Both of the Willis Brothers built new homes in the same year, 1854. The two brothers’ lives seem to have run evenly parallel in many ways. They both married Montgomery girls about the same time.
Richard Willis was the younger of the two, and he had come to Texas a year later than his brother, in 1837. A boy of sixteen, eager for adventure, he rode horseback all the way from Maryland to Texas. He accompanied friends of his father who came in a wagon train.
After getting a start in business, he married Narcissa Worsham. She, herself, had vivid memories of coming in a wagon from Alabama to Texas when a small girl in 1829. (FR note: She was the daughter of Jeremiah Worsham, a member of Austin’s Second Colony here.)
This new home they built in 1854 was pleasantly situated in a wide lawn, dotted with beautiful oaks. Several of these trees have since died.
This was an ideal home for children. They could romp and play in perfect freedom and learn to ride on gentle horses inside the grounds, and still be under watchful maternal eyes. The big oaks were fine for swings. For more than one generation of the young people of the town, this lawn was the favorite place for moonlight picnics, to the romantically inclined the favorite social diversion of that decorous age.
Richard Willis must have preceded his brother to Houston by several years, for in 1862, the R.J. Palmer family were living in the home. Soon after this, the place was bought by Dr. J. L Irion.
Dr. Irion had come to Montgomery in 1851, a young man just beginning the practice of medicine. He was married here to a Miss Anna Griggs. She was an ideal helpmate for a doctor, a woman of great strength of character, very clear-minded and practical.
The only son of the Irions, a doctor, settled in the northern part of the state. The only daughter, Mrs. Lucy Irion married, continued to live with her parents after her marriage.
Of an artistic beauty-loving nature, she with her mother made a charming, hospitable home, which attracted friends of similar tastes, with whom she loved to share her books and pictures.
The lawn was again the scene of boyish pranks and games played by Mrs. Morris’ young son and his friends.
Dark and tragic moments, also, must have been experienced in these grounds through the long years when anguished, hard-riding men came in the night to summon the doctor to some loved one miles away, who might even then have been dead.
For Dr Irion was one of that type that has almost disappeared – the country doctor who was the friend and confident, as much as physician of a whole countryside. No weather was too cold or night to stormy for the country doctor to go where he was needed.
The old doctor with his little black medicine case walking with a slight limp, was a familiar figure on the streets of the town. In his old age, he was a tragic figure.

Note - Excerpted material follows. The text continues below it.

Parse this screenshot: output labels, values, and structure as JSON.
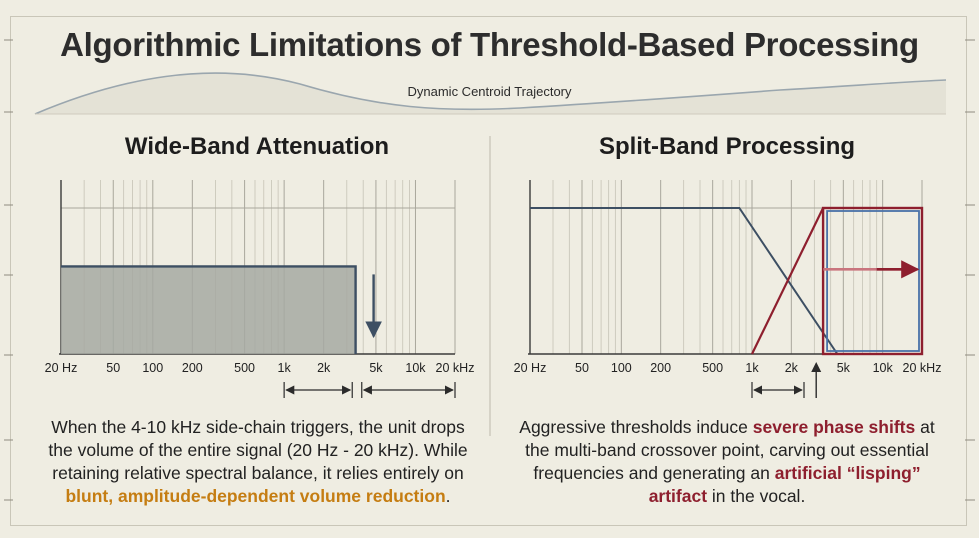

His wife had died several years before, and afterward his daughter. The home was a lonely place now, with just the doctor and his son-in-law, who cared for him until his death. The only grandson was away at school.
Dr Irion died on the last day of 1904, and when the bells that ring out the old year, there was a deep sadness in their faces for the long life that had come to an end that day.
The place afterward changed owners two or three times, until it was bought nineteen years ago by Mr. and Mrs. Philip Berkley. Both are members of families who have been identified with Montgomery history for nearly a hundred years and both they and their children have a strong affection for this old home."